I'm so glad you're being a good friend to him. I'm glad you're trying to make him feel better. I don't know, this thread makes me sad, but it makes me smile. I really hope that you can make his days better, each day at a time :)

I know this guy who's kind of in the same situation (minus the parents thing), but the problem with him is people actually have reasons to dislike him. He's kind of too loud, and too opinionated and he's rather annoying. The way he acts towards people causes people to really hate him. The other day he announced to the class 'I'm going to either die of eating too much fast food, or comitting suicide'
He can't eat half the stuff fast food places sell, and he eats too healthy. So it was kind of scary to hear someone proclaim that. He sent a text to my friend last night, 6 pages long about how he hated how they treated him.
I'm worried he's either going to kill himself, or torture the school somehow.

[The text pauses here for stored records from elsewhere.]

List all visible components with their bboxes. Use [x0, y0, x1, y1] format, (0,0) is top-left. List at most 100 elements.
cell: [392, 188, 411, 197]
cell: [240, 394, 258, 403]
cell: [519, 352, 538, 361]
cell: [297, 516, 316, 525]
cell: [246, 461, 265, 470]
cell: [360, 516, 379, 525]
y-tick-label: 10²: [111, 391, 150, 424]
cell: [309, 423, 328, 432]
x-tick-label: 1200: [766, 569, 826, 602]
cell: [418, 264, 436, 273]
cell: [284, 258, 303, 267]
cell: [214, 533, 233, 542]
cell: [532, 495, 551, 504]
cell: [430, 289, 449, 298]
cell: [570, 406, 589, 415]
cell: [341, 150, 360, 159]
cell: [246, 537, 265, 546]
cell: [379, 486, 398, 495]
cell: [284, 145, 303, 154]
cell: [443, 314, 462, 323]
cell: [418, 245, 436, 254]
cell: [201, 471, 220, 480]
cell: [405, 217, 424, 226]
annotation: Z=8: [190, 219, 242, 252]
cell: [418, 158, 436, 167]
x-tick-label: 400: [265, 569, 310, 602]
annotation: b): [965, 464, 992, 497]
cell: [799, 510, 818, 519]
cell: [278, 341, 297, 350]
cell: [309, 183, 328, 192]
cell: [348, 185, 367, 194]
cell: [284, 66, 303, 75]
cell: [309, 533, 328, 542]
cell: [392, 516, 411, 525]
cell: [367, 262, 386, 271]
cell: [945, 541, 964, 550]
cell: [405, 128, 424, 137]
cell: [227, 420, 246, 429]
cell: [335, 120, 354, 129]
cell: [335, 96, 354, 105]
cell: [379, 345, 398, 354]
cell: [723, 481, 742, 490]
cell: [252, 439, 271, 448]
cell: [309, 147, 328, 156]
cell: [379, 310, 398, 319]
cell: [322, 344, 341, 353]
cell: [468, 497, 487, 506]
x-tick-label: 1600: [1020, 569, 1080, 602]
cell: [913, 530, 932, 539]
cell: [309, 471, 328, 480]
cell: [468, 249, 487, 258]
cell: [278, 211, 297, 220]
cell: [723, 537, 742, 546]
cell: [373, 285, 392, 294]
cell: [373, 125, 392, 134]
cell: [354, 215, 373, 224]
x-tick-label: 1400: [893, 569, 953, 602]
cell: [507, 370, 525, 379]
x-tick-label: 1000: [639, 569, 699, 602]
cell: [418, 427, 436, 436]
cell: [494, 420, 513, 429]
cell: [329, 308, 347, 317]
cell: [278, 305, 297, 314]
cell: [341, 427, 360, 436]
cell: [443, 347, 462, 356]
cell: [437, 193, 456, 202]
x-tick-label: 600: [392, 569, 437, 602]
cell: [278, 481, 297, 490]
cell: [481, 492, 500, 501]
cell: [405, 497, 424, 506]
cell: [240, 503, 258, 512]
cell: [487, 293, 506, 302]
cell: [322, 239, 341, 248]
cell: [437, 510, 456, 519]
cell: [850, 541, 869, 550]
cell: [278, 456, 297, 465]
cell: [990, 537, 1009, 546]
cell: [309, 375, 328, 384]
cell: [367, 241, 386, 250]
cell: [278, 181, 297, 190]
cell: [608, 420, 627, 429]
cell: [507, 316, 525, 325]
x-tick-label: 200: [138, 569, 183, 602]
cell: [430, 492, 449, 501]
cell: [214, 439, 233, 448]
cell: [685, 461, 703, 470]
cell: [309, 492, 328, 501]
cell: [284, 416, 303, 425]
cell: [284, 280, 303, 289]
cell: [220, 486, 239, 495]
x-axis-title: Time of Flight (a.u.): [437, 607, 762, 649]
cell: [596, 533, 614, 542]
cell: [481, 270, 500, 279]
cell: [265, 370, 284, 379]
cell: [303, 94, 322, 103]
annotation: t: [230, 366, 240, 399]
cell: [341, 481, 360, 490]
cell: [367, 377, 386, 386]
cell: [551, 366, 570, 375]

I don't like him much to be honest, but I do feel for him. Part of it is something he can't help. It's who he is, and it's sad that he can't find someone who truly likes him for who he is.
 
Wow I'll deffinately be praying for your friend
I think your doing an awesome job, and I hope that you keep it up
I know with me especially on a first hand experience that just talking to the person and listening can and giving advice can be life saver
I'm currently at the point in my life where I'm just ready to pull the plug I have no one who really does care about me other than one person and I mean that person means the world to me
The fact that she will sit there listening to me for 2 hours straight, even though she told me today that she feels completely useless she seriously does more for than anyone else does.
I mean theres not enough people in the world who really care about me to make life worth living anymore, but she's deffinately given me some hope
She saved my life before and even though I don't know if she can do it again she's given me as of November 20th another year that I'm shocked that I've had
I don't think I have much longer but she's helped make the last year better, my depression has just got so bad this year I don't think I can take more than another month
But seriously give him your number and tell him to call you if he ever has anything he needs to talk about talking can be the best thing ever
 
I think it's awesome that you're being a friends to him. I sometimes forget to realize that some people have trouble making friends because I've never had that problem. I would just help him by introducing him to more people and encourage people to be friends with him. Maybe an unexpected person will be his friend. Sometimes the people you least expect it become one of your closest friends.
 
I went to a party last night, and people just started talking about him, and I heard, "---- is a freak!" So I turned around and was like, "Whatever! He's freakin awesome!" Cause he is if you really get to know him, and he's understanding. Then my friend Camille was like, "yeah, he's pretty cool but he can be weird." So I stood up and was like, "who wants to go walking?" Just to change the subject. I hate it when people talk about him.